Wendy Jones is thrilled by the dramatic change in the school’s culture that has taken place in the five years since the department was established. “I would never have thought five years ago that integration of these children would have been at such a high level as it is,” says Ms Jones. “Education is about all manner of things, some of it measurable, some of it not, but the social skills our children have acquired, their innate grasp of equal opportunities issues, their tolerance of difference, is remarkable.

“There’s a tremendous amount of goodwill from everyone which makes integration work in the way that it does. Parents, particularly, are very supportive. I often hear them saying things like, ‘It’s great having these kids here; they give our kids something special’.”

Jane Horne, a Year 1 teacher, agrees that hearing children gain by having access to a visual language. “They get that extra input. Sometimes, if they are not totally sure about what I am saying, they will watch the signer for a better understanding.”

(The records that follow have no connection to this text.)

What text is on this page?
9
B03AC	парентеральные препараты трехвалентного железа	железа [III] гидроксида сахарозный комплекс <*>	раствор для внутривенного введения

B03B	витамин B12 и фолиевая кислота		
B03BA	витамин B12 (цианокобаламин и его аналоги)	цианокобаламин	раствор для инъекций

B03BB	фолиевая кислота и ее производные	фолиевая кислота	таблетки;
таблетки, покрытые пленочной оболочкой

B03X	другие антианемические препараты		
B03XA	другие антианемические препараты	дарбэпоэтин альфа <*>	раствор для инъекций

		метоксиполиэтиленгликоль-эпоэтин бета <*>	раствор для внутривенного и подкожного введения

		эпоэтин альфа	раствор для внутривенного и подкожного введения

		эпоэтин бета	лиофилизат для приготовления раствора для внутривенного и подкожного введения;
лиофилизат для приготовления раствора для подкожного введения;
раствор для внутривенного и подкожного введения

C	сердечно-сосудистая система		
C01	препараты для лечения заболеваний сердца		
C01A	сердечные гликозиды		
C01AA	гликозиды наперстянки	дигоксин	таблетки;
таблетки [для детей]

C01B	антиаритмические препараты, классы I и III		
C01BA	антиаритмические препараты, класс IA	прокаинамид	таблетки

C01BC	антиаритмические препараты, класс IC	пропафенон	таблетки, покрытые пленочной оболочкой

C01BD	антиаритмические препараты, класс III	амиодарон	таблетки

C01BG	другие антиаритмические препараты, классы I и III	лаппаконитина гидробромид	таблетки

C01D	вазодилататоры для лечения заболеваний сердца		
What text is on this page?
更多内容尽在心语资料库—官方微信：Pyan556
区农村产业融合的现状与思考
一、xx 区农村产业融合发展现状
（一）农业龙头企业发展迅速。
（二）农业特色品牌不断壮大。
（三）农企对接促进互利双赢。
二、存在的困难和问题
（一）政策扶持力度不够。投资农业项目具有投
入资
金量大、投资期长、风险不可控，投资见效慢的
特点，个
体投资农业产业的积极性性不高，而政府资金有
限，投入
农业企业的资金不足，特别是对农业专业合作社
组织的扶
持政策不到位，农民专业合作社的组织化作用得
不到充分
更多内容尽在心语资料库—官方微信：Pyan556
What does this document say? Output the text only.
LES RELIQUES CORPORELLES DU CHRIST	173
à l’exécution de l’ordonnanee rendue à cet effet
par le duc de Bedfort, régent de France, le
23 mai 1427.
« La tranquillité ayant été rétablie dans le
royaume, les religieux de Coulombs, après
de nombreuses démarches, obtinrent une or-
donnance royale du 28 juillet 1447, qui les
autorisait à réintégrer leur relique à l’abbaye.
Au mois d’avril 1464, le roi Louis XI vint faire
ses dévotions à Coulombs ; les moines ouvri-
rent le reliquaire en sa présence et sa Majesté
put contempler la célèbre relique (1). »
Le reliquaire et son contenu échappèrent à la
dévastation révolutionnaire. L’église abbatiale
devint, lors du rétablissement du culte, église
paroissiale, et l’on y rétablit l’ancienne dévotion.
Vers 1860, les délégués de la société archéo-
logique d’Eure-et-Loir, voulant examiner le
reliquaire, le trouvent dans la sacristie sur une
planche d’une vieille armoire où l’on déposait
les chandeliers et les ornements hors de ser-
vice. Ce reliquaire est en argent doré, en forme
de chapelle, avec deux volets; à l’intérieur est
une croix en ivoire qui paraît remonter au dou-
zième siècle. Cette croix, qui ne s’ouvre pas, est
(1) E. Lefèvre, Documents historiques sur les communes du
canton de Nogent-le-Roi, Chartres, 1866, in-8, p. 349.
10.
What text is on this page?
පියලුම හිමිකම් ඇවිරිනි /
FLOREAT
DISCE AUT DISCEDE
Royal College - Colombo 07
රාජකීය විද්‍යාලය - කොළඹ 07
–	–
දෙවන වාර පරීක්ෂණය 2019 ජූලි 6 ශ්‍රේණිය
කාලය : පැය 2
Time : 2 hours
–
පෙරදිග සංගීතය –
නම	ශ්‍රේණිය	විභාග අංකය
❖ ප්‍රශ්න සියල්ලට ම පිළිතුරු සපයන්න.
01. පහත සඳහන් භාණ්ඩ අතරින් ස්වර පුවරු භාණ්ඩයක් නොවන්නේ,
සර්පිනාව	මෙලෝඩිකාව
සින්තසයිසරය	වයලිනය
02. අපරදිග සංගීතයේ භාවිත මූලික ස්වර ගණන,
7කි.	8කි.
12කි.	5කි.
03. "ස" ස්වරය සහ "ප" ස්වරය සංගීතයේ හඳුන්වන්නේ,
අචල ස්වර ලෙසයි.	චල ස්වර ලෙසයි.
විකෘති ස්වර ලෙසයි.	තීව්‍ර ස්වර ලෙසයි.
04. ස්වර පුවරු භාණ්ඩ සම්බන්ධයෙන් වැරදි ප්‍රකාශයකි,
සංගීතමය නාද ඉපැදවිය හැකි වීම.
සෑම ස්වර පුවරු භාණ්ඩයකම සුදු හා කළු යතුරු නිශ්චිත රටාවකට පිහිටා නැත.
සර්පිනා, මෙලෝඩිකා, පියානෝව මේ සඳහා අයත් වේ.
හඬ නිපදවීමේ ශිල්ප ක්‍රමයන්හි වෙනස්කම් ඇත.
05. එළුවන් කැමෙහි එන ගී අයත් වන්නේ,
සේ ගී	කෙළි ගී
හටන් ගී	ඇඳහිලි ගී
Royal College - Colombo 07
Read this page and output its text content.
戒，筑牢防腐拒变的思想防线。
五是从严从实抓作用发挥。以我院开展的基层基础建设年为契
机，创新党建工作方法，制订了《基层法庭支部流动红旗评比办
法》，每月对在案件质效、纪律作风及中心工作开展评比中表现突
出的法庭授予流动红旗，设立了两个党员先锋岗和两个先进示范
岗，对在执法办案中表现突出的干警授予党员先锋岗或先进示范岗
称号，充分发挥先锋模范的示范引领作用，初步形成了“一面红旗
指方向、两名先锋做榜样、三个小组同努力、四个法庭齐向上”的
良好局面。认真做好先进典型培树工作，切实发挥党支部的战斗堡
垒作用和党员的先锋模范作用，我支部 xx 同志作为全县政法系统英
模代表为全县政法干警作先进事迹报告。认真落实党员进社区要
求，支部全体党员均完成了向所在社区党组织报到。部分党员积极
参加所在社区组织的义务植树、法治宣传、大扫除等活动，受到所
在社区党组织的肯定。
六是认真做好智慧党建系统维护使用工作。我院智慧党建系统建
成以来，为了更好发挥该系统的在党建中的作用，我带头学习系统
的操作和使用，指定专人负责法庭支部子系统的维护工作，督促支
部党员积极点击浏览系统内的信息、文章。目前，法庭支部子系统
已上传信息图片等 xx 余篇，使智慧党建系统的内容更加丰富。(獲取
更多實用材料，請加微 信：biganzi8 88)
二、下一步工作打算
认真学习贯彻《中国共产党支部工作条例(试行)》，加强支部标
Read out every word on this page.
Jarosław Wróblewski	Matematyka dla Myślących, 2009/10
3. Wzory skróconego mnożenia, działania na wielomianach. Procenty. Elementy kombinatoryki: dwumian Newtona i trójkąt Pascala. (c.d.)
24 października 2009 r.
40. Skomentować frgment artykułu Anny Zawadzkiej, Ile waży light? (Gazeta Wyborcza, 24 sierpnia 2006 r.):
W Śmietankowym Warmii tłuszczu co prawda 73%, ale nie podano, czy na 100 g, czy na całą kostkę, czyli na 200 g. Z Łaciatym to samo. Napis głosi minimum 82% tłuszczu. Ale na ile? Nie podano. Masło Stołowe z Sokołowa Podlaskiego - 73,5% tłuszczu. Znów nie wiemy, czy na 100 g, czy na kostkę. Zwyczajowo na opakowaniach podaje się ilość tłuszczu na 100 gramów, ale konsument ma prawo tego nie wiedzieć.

Kimberlee Dunning and Lindsey Jones, also 11, are sad that they won’t be able to use their signing at secondary school. In September they will move on to Maltby comprehensive, where there are no deaf children. They are already discussing the possibility of joining a youth club for deaf children, and Sarah Hicking is looking into possibilities for voluntary work. “It would feel like a waste of time, like we’re chucking it all away after all that work, if we don’t carry on signing,” says Kimberlee.

Lindsey is also concerned that Natasha, who will move on to Wickersley comprehensive, another local secondary option for Ravenfield pupils which has a hearing impaired department, will be lost without her signing friends. However, the girls are helping her develop her speech in preparation: they have taught her to say their names and Kimberley is particularly proud to have taught Natasha to say “fish ‘n’ chips”. And Natasha will be well catered for, according to Sarah Hicking. Some Ravenfield pupils will be going to Wickersley and a support programme is being put in place ready for her arrival.

Meanwhile, Ravenfield will prepare to welcome the next generation of deaf children to its signing community.

“I couldn’t do this job unless I felt it was totally beneficial to the deaf children here,” says Sarah Hicking. “It means they have access to the curriculum of a normal school in all its diversity, but I think their presence here widens everybody’s horizons.”